We try to rediscover Henry’s best looks from his red carpet attendances throughout the years, and try to pick his brain on how to dress for the occasion.

Go classic.

Outfit by Tom Ford

A charcoal grey suit is always safe, that’s why everyone has it. Try to make it less common by choosing an unlikely material for both the suit and the tie. Pair your English spread collar shirt with a knit black tie, it does pull the whole outfit together perfectly.

Express your image.

Outfit by Ermenegildo Zegna

Sure this one’s a cop out, and it looks a little too 90s. But really, can it be more fitting other than the man playing Superman wearing a dark blue suit with a red tie? A key takeaway here is to know your go-to colors. Also, wearing clashing patterns can add more character.

Fit is key.

Outfit by Tom Ford

Wearing a three-piece suit especially for a well-built man with big torsos like Henry is tricky—much more in lighter colors. Yet, he pulled this off. How did he do it? Tailoring. Keep it classy and powerful at the same time with a fit that’s superhero material.

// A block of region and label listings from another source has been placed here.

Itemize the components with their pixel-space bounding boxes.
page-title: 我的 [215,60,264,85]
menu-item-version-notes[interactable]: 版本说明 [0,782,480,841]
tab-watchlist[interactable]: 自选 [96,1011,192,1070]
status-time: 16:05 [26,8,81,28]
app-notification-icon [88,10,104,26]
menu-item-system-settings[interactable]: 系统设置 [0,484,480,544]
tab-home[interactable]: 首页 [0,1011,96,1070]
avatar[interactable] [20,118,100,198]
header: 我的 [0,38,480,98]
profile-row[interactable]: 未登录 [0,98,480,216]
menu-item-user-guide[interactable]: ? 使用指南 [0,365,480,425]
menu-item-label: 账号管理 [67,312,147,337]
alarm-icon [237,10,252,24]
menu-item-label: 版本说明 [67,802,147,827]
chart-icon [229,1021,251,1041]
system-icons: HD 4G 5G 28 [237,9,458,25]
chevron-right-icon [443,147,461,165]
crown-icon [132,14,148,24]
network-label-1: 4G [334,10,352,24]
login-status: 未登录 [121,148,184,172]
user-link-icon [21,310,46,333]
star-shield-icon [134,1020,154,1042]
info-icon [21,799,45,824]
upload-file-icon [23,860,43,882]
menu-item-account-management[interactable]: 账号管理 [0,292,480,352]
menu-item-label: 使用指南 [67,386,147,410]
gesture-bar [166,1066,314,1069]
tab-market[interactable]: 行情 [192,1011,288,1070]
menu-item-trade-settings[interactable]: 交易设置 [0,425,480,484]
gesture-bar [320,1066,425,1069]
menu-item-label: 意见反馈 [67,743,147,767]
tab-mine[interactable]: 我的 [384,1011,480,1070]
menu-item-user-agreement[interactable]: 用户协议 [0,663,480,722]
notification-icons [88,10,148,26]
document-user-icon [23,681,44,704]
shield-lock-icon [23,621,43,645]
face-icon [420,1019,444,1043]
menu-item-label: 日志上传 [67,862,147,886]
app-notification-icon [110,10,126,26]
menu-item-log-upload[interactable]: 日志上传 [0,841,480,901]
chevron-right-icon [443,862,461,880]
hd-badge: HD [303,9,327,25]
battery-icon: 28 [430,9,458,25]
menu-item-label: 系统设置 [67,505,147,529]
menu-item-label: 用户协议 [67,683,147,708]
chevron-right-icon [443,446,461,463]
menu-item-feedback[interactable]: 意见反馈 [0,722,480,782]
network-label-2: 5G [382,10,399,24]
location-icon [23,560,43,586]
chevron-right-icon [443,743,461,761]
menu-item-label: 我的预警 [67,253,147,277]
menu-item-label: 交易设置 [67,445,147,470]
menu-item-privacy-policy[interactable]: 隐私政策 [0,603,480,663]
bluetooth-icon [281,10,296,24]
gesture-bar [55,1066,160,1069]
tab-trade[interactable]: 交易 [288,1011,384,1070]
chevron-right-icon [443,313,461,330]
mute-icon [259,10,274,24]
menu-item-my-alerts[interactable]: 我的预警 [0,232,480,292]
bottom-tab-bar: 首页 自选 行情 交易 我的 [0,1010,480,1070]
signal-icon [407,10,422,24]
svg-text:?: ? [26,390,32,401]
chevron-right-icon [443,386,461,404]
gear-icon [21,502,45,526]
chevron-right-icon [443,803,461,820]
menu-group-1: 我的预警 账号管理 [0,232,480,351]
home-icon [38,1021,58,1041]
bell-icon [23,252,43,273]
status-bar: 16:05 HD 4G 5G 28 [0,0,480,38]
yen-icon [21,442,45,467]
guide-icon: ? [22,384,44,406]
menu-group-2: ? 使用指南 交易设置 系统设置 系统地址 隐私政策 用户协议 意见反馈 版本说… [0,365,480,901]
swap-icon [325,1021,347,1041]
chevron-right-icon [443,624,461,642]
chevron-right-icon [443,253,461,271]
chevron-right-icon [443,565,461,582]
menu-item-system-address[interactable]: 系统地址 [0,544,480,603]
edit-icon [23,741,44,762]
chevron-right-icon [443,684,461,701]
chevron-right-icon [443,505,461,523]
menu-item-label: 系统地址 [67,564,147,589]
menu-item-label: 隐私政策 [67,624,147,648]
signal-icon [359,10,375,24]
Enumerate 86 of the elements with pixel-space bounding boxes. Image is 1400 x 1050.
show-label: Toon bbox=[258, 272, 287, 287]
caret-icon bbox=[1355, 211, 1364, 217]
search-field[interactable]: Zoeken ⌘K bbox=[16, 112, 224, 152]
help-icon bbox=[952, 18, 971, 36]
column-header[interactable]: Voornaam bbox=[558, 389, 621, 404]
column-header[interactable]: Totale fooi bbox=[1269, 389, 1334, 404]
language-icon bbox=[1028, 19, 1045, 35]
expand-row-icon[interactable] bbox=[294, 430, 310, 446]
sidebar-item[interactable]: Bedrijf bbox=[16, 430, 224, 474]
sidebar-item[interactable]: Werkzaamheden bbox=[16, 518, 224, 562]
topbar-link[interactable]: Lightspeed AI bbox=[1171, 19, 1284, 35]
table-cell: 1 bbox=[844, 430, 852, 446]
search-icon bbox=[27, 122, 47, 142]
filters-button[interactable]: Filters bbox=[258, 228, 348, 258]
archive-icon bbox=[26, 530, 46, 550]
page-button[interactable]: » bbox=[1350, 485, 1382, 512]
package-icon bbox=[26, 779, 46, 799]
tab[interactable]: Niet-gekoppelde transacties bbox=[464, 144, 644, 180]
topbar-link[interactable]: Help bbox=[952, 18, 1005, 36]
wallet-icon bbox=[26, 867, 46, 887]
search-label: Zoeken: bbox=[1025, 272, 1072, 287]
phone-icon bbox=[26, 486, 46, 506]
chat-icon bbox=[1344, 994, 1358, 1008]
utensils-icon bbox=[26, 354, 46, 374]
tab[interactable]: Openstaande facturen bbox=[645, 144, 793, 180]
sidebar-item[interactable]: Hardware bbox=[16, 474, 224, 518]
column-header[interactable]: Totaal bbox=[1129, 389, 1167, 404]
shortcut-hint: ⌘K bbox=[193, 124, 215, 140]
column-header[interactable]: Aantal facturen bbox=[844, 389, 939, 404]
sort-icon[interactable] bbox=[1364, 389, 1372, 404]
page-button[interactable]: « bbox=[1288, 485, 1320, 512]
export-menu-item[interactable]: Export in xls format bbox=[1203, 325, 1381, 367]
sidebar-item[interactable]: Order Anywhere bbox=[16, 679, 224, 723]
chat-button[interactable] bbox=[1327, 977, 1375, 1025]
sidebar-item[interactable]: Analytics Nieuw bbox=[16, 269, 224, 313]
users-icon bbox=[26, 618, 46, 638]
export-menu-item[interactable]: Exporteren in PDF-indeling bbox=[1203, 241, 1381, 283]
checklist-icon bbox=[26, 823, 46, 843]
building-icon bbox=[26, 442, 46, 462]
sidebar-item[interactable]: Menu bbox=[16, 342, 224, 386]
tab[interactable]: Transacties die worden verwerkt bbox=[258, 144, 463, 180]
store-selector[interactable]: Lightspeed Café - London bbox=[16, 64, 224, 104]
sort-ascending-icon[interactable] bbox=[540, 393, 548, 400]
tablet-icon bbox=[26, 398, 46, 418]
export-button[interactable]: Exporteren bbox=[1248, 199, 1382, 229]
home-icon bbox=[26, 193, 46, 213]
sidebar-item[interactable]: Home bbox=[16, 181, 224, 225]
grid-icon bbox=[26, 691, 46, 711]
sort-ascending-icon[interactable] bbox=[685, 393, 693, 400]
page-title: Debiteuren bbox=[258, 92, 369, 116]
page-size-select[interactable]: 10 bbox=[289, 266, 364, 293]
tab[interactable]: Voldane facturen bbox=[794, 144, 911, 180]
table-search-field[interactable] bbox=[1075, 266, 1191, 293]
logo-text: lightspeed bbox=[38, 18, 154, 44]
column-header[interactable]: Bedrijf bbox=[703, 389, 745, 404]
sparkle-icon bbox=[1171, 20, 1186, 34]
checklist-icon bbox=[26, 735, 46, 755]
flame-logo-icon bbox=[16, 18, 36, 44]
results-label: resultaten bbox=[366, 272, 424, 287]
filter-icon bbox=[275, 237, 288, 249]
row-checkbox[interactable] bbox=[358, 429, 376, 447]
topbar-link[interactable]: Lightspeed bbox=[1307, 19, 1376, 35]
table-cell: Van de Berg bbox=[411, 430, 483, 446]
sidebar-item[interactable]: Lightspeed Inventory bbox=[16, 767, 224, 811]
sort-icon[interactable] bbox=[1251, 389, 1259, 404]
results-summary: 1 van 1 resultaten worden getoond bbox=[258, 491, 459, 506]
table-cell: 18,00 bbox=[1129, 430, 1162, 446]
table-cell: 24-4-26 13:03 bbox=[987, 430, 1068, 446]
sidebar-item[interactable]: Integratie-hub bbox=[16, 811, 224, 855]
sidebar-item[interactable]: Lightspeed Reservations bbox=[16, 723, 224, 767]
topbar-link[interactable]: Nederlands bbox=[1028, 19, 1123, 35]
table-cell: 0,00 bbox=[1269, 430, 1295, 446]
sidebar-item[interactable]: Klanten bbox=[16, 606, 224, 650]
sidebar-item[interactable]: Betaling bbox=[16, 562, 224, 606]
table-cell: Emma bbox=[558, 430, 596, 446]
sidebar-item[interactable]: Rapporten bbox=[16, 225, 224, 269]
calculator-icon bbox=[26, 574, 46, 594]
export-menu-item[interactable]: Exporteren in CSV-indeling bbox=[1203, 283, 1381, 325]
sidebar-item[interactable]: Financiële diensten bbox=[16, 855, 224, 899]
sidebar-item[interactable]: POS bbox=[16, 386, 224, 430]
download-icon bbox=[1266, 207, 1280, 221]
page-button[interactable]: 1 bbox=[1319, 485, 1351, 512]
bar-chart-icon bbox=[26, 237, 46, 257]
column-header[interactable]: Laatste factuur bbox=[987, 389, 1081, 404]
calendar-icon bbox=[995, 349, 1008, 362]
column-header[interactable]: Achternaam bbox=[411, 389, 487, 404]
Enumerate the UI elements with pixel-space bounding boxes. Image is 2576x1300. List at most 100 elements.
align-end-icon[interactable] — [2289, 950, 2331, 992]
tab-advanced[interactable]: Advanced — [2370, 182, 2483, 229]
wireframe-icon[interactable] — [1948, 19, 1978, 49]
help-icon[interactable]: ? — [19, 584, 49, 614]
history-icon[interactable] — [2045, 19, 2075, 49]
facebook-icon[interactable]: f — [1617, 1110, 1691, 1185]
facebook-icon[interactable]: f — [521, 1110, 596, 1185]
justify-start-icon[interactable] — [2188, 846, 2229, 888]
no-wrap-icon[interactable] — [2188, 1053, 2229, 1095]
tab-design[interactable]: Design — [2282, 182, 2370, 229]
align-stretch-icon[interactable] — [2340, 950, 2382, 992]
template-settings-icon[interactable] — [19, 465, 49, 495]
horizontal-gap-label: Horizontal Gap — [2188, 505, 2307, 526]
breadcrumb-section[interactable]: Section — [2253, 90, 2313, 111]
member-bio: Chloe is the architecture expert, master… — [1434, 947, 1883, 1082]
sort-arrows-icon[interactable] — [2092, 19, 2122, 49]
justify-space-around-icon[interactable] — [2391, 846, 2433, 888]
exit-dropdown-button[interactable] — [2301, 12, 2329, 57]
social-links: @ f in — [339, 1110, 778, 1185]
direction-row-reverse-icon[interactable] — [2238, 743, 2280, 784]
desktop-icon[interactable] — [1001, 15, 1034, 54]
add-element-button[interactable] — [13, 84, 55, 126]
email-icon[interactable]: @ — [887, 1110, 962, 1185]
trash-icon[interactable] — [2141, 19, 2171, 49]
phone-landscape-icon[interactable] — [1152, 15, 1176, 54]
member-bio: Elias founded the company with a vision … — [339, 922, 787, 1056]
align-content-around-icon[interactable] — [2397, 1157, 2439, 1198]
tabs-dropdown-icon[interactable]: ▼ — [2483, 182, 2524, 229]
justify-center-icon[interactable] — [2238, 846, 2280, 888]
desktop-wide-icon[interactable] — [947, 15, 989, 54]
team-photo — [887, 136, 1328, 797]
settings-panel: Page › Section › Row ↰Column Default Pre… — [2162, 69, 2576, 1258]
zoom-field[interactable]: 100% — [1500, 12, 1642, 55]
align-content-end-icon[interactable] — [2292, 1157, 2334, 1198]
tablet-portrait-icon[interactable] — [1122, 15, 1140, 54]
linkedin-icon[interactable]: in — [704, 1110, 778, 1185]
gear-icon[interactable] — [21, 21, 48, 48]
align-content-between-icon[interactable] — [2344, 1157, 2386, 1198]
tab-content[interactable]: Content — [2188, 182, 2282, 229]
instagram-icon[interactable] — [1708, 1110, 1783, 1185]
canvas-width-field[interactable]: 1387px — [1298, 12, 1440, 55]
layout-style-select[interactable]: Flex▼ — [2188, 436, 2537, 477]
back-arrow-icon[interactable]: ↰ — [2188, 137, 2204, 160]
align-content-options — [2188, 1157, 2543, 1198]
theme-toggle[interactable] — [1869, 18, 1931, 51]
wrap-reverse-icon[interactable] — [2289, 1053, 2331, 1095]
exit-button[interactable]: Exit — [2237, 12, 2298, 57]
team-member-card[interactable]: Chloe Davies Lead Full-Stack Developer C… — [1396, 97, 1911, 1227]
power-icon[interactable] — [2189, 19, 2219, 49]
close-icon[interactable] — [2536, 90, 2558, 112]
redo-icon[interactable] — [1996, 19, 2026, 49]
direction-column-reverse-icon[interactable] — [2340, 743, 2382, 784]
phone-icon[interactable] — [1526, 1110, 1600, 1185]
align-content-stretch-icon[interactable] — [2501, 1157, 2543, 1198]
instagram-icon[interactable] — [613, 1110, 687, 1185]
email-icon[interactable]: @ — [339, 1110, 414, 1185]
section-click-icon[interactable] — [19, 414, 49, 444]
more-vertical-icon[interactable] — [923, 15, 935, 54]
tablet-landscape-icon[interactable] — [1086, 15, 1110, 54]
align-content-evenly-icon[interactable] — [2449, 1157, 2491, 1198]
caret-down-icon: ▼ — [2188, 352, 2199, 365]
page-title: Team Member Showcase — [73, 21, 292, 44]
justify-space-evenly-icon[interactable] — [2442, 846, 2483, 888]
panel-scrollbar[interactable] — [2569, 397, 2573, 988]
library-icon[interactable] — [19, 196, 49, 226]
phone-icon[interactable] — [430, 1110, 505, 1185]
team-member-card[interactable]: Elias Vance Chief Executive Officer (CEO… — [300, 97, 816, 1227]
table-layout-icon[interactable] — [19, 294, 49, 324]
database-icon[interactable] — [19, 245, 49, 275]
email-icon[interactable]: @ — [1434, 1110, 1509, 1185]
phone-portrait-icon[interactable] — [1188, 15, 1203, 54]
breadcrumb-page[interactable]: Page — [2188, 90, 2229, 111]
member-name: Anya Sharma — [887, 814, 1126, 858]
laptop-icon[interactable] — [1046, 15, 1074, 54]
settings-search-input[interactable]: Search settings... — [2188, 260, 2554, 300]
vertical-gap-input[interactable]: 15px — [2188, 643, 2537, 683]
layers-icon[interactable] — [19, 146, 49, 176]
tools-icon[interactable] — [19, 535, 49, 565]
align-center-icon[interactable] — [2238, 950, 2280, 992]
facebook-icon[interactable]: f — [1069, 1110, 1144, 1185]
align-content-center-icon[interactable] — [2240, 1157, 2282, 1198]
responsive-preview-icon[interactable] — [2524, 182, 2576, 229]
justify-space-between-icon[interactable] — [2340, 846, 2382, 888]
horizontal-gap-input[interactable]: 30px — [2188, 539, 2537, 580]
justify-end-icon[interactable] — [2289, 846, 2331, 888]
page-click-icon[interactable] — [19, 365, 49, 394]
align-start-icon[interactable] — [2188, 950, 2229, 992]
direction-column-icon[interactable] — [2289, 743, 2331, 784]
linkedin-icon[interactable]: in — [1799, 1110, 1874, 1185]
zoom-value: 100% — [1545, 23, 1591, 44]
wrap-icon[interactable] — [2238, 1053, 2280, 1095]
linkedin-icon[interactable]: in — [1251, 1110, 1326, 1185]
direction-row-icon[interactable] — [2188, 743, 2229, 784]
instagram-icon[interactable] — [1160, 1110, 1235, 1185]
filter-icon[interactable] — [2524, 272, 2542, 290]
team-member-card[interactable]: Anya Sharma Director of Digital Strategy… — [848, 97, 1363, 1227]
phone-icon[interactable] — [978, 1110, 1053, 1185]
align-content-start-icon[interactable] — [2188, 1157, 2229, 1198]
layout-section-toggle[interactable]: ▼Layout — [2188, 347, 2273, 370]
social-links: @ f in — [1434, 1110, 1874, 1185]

Neither excess nor shortage of fabric for your body type isn’t good for your image.

Be brave.

Outfit by Dunhill

If you’re feeling contrived in a three-piece suit, try to mix it up a little every once in a while. Such as a double-breasted blue glen plaid wool suit, combined with golden elements from your tie and pocket square. Bold.

The devil is in the details.

Outfit by Dunhill

There’s not much room for experiments for formal attires. So Henry cleverly plays with materials. This velvet dinner jacket looks unconventional yet still delivers the message.